Kadırga Sokullu Mehmed Paşa Külliyesi; Paşa tarafından eşi İsmihan Sultan adına Roma döneminden kalan kilise üzerine yaptırılmıştır. II. Selim’in kızı İsmihan Sultan, babasının kendisine verdiği değerli  gayrimenkulleri vakfederek külliyenin yapılmasını sağlamış. Mimar Sinan’ın en güzel eseri sayılan çini süslemeleri ve hat yazılarıyla meşhur, Hacer ül Esved parçalarının olduğu tek cami olan bu caminin kubbesinde diğer camiler gibi ses akustiği için küp sistemi vardır. Cami ve külliye yüzyıllardır yaşanan doğal afetlerden zarar görmemiştir.

Şemsi Paşa Külliyesi; Üsküdar sahilinde 1390 metrekarelik alana Mimar Sinan tarafından inşa edilen küçük sayılabilecek külliyenin en nadide parçası olan Şemsi Paşa Camii, denizden gelen rüzgârdan dolayı üzer, ne pek kuş konmadığı için halk tarafından ‘’Kuşkonmaz Camii’’olarak bilinir.

II. Selim’in eğlence meclislerinde hoş sohbeti nedeniyle eksik olmayan Şemsi Paşa tarafından yaptırılan ve Paşanın vefatından önce 1580 yılında bitirilen bu güzel cami ve külliye, 1894 büyük İstanbul depreminde, Kapalı Çarşı gibi harap hale gelmiştir. Osmanlı Devleti'nin son ve Cumhuriyet'in ilk yıllarında uzun süre minaresi ve kubbesi yıkık, kurşunları çalınmış vaziyette, hizmet dışı kalan caminin medrese kısmına birinci dünya savaşında muhacirler yerleştirilmiş daha sonra ise yine bu medrese kısmı bir müddet hayvan barınağı olmuştur.

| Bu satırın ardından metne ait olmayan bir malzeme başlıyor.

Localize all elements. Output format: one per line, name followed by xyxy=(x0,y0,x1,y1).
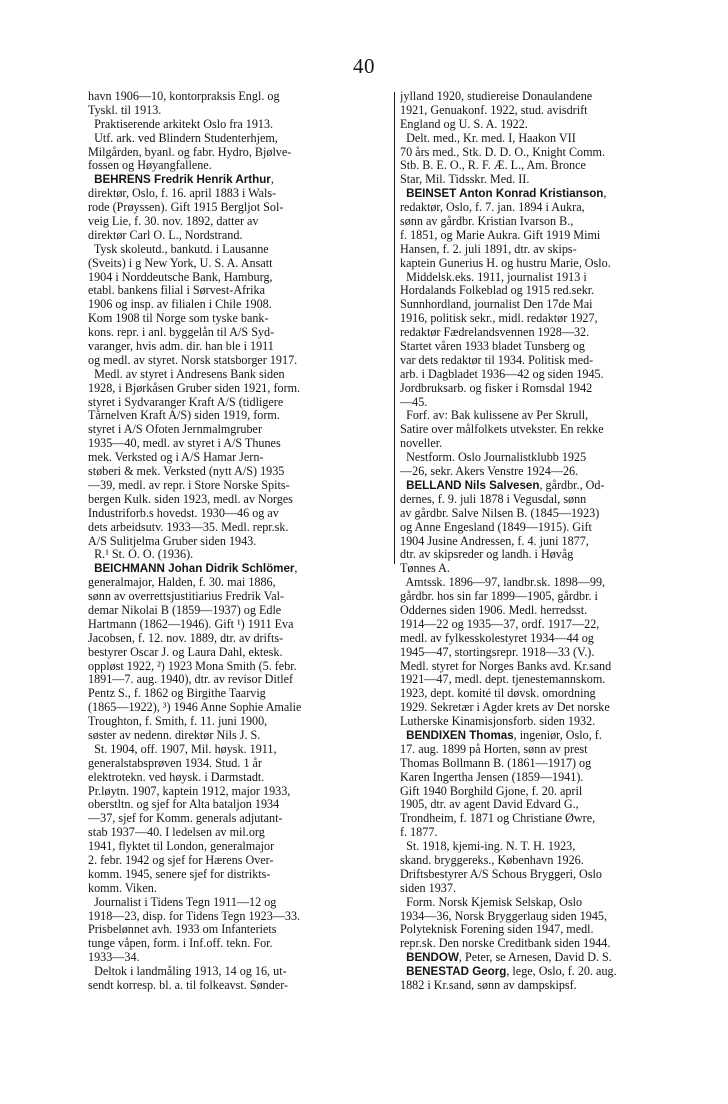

Şemsi Paşa Külliyesi  1940-1943 yılları arasında Vakıflar Umum Müdürlüğü tarafından esaslı bir tamire alınmıştır. Mimar Sinan’ın, Üsküdar’ın en görünür yerindeki eseri, 1894 yılında depremde yıkıldığı günden bu onarıma kadar  kırk altı yıl  kaldığı harabe halden böylece kurtulmuştur. Medresesi de İstanbul’un 500. Fetih yıldönümünde 29 Mayıs 1953 günü Halk Kütüphanesi olarak açılmıştır.

Edirne’deki Taşlık (Mahmut Paşa) Camii 1752 depreminde harabe haline gelmiş, daha sonra onarılmışsa da ayakta kalan kısımları korunarak geri kalanlar 1937 de yıktırılmıştır. Bu gün dört duvar halindedir.

Erzurum’da 1562 yılında yapılan Lalapaşa Camii yakınına birlikte inşa edilen Saray ve Sıbyan mektebi günümüze ulaşmamıştır. 

Edirne Sarayiçi’nde, Tunca nehri üzerindeki Kanunî Sultan Süleyman Köprüsü 1902 yılında selden yıkılmış,1990'da onarılmıştır.

TDV İslâm Ansiklopedisi İlgili maddeler

M. Bozdoğan - P. Kısaovalı - S.Özkan, Mimar Sinan’ın Koruma Anlayışı, Trakya Ü. Jsci, 7(2), 143-152, 2006

Not: Bir çok konuda kaynak niteliğinde olduğu herkes tarafından kabul edilen J .Von Hammer’in üç ciltlik ‘’Osmanlı Tarhi’’ ,Mimar Sinan’ın eserlerini ve devrinde eser verdiği padişahları yazdığı halde; kendisinden, isminden hiç bahsetmemiştir.